Menurut LPEM UI, pelonggaran moneter beruntun sejak April yang menurunkan BI-Rate sebesar 100 basis poin justru memicu kekhawatiran investor terhadap dominasi fiskal. Kondisi ini diperparah oleh program burden sharing dan pemangkasan drastis suku bunga fasilitas simpanan BI sejak Juli.
“Rangkaian kebijakan tersebut mengirim sinyal mengkhawatirkan soal dominasi fiskal dan tergerusnya independensi BI di mata investor,” tulis laporan itu.
Akibatnya, investor asing melakukan aksi jual bersih surat utang pemerintah senilai 1,88 miliar dolar AS sepanjang 17 September–17 Oktober 2025. Rupiah pun melemah 3,05 persen menjadi Rp 16.577 per dolar AS, sementara cadangan devisa susut 1,97 miliar dolar AS menjadi 148,7 miliar dolar AS.
“Menahan suku bunga, dibandingkan pemangkasan lebih lanjut, tidak hanya akan meredam tekanan terhadap rupiah, tetapi juga memperbaiki persepsi terhadap independensi BI,” ujar tim peneliti LPEM UI.
LPEM UI menilai tekanan eksternal juga meningkat seiring gejolak global, termasuk potensi perlambatan ekonomi Amerika Serikat, perang Rusia–Ukraina dan Palestina–Israel, serta risiko utang di negara besar seperti China, Prancis, dan Brasil. Ketidakpastian tersebut mendorong pelarian modal ke aset aman seperti emas dan dolar AS.
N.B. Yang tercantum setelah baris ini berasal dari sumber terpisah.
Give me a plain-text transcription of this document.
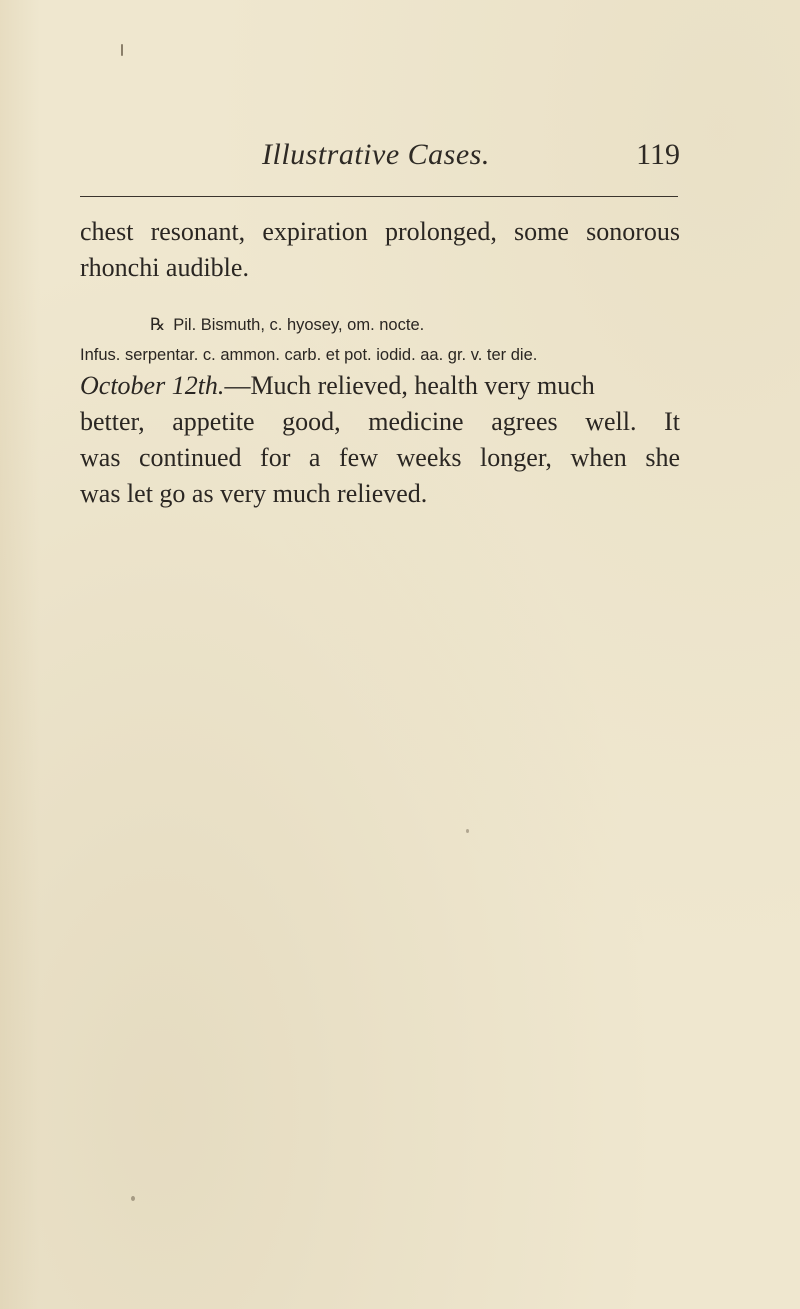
Illustrative Cases.	119
chest resonant, expiration prolonged, some sonorous
rhonchi audible.
℞ Pil. Bismuth, c. hyosey, om. nocte.
Infus. serpentar. c. ammon. carb. et pot. iodid. aa. gr. v. ter die.
October 12th.—Much relieved, health very much
better, appetite good, medicine agrees well. It
was continued for a few weeks longer, when she
was let go as very much relieved.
Kondisi itu membuat Indonesia mencatat arus keluar modal besar dalam sebulan terakhir. “Situasi ini kian diperburuk oleh penempatan dana pemerintah di bank BUMN sebesar Rp 200 triliun tanpa sterilisasi dari BI, yang makin mengaburkan batas antara kebijakan fiskal dan moneter,” ungkap LPEM UI.
Lembaga ini juga memperingatkan tanda-tanda tekanan inflasi yang masih ada menjelang akhir tahun. Inflasi September 2025 tercatat 2,65 persen (year on year), tertinggi sejak awal tahun, didorong kenaikan harga cabai merah dan ayam ras.
“Dengan kondisi tersebut, langkah menahan suku bunga menjadi penting untuk menjaga kepercayaan pasar dan kestabilan ekonomi nasional,” tulis LPEM UI.